When emergency services arrived they found a severely emaciated man who claimed to have been living in the frozen car since December without any food.

“"It's just amazing he's alive!" Västerbotten County police spokesperson Ebbe Nyberg told the AFP news agency.

The man was immediately taken to hospital, which gave word on Sunday that he was doing well under the circumstances

Meanwhile, the seemingly impossible survival story has sparked global media attention and left many wondering not only how the man could have survived in his frozen car for two months, but also why he ended up there in the first place.

“We don’t know why he didn’t try to leave,” Nyberg told the Svenska Dagbladet (SvD) newspaper.

The man claimed he last had food on December 19th and survived by sticking his hand out the car window to grab handfuls of snow from the roof.

One source told the Aftonbladet newspaper that the man also survived on lip balm and soft drinks.

While surviving for so long under such conditions is unlikely, Stefan Branth, a doctor at Uppsala University Hospital, explained that the human body has an incredible capacity for survival.

“You can live for a month [without food]. Two months is extreme, but not impossible.
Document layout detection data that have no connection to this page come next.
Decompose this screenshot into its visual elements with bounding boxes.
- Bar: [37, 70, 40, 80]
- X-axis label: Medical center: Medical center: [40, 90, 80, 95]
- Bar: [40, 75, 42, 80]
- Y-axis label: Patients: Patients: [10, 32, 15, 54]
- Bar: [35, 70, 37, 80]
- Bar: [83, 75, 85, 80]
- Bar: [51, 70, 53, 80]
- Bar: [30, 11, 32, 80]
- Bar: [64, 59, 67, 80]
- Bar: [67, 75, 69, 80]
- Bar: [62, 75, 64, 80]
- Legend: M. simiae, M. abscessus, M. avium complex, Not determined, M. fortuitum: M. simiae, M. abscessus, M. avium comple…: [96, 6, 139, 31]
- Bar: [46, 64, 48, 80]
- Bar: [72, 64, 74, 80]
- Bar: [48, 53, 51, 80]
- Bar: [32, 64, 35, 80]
But they really must have found him at the last minute,” he told the paper.

The cold temperatures may have also slowed down the man’s metabolism in what some experts call the “igloo effect”.

According to Aftonbladet the man lived a “totally normal” life until late last year when something happened that “changed the man’s life”.

“He had a girlfriend, but they broke up. And then he ran into trouble paying his bills and the rent,” a source told the newspaper, which reported the 44-year-old was 1.6 million kronor ($240,000) in debt.

The man’s father told the newspaper his son hadn’t had contact with his family in 20 years, explaining in part why he was never reported missing throughout the ordeal.

A neighbour of the 44-year-old told SvD that the man had a difficult time dealing with the break up and his economic troubles.

“The whole situation became too much for him. He just left,” the neighbour told the newspaper.

Meanwhile, local police, who were the first to be alerted of the man's whereabouts, have stated that the event is no longer a police matter.

“There has been no crime committed as far as we are concerned; we closed the case on Friday afternoon,” Peter Jonsson of the Umeå police told The Local.